Understanding Federal Estate, Gift, and GST Tax Exemptions
Federal Estate Tax Exemption
The estate tax exemption allows individuals to transfer assets to heirs without incurring federal estate tax, provided the total value does not exceed the exemption threshold. In 2024, estates valued under $13.61 million are not subject to federal estate tax. However, amounts exceeding this threshold are taxed at a 40% rate.
Some states also impose estate or inheritance taxes, with rates reaching up to 16%, and their exemptions may differ from the federal level. This adds an additional layer of complexity to estate planning.
Federal Gift Tax Exemption and Annual Gift Tax Exclusion
The gift tax exemption represents the lifetime limit on the value of gifts an individual can transfer without paying federal gift tax. Unified with the estate tax exemption, this means that gifts made during a person’s lifetime reduce the amount available for estate tax exemption upon their death. Any taxable gifts must be reported to the IRS using Form 709.
The annual gift tax exclusion allows individuals to make yearly tax-free gifts up to a specific limit—$18,000 per recipient in 2024, up from $17,000 in 2023. This exclusion does not reduce the lifetime exemption and does not require reporting to the IRS.
Federal GST Tax Exemption
The GST tax applies to transfers made to beneficiaries two or more generations younger than the donor. This tax aims to prevent individuals from bypassing estate taxes through direct transfers to grandchildren or great-grandchildren. The GST exemption allows for a certain value of assets to be transferred tax-free.
Strategies to Maximize the Current Exemption Before 2026
As the scheduled reduction in the Exemption approaches, individuals can take advantage of several advanced estate planning techniques to mitigate future tax burdens.
Lifetime Gifting
Annual exclusion gifts offer a straightforward way to reduce the taxable estate without triggering gift taxes. Additionally, high-net-worth individuals should consider making larger lifetime gifts to fully utilize the current federal gift tax exemption. By acting now, donors can transfer greater amounts tax-free, as the unused portion of the current exemption will not carry over once the exemption sunsets in 2026.
Irrevocable Life Insurance Trusts (ILITs)
An ILIT is a strategic tool for keeping life insurance proceeds out of the taxable estate. The trust owns the life insurance policy, and the grantor makes contributions to cover premium payments. These contributions can often be structured within the annual gift exclusion limits. At the grantor's death, the proceeds are excluded from the taxable estate, minimizing estate and GST taxes.
Dynasty Trusts
For long-term tax savings, a Dynasty Trust can shelter assets for multiple generations. Assets transferred into the trust during the grantor's lifetime are exempt from estate and GST taxes, provided the appropriate exemptions are applied. Any appreciation of these assets within the trust also avoids taxation.

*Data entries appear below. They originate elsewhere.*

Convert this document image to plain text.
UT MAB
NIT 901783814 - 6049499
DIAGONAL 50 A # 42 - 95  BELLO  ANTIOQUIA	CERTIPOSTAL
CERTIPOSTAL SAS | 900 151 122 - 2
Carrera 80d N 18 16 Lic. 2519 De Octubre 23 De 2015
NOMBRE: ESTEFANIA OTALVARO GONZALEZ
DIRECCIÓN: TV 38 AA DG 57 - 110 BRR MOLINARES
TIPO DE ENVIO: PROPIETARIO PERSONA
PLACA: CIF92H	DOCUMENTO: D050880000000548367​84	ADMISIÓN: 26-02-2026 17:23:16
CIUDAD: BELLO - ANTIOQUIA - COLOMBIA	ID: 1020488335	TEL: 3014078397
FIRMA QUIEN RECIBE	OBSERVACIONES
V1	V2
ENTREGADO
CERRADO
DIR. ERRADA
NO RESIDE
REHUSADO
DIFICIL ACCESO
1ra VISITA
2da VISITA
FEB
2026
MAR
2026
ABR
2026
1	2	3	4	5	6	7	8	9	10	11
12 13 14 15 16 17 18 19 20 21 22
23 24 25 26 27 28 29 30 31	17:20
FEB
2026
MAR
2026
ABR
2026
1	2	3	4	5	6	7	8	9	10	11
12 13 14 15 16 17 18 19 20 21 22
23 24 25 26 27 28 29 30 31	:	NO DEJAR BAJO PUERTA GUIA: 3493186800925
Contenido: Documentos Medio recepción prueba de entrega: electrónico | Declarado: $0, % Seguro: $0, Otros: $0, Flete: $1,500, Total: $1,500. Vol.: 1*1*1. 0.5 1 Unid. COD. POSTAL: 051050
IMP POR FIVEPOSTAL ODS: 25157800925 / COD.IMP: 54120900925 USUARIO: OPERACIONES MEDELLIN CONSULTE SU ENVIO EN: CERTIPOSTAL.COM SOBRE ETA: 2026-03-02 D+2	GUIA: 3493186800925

Spousal Lifetime Access Trusts (SLATs)
A SLAT allows one spouse to create a trust benefiting the other while reducing the grantor’s taxable estate. Although the grantor cannot directly access the trust’s assets, the beneficiary spouse can receive distributions, providing indirect financial security for the grantor. Assets transferred to the SLAT, along with their appreciation, are removed from both spouses' taxable estates.
The Cost of Inaction
Delaying action until after the Exemption resets in 2026 could result in significantly higher estate taxes. For instance, an estate valued at $20 million in 2024 could use the $13.61 million exemption, leaving a taxable estate of $6.39 million and generating a tax bill of $2.56 million. If the same estate were taxed under the reduced 2026 exemption of $7 million, the taxable portion would rise to $13 million, increasing the tax liability to $5.2 million. This delay could cost heirs millions in inherited wealth.
Take Action Now
Proactive planning is essential to minimize estate taxes and maximize the wealth passed on to future generations. With less than one year before the scheduled sunset of the current exemption, now is the time to consult experienced professionals. For tailored advice, reach out to a trusted estate planning attorney or financial advisor.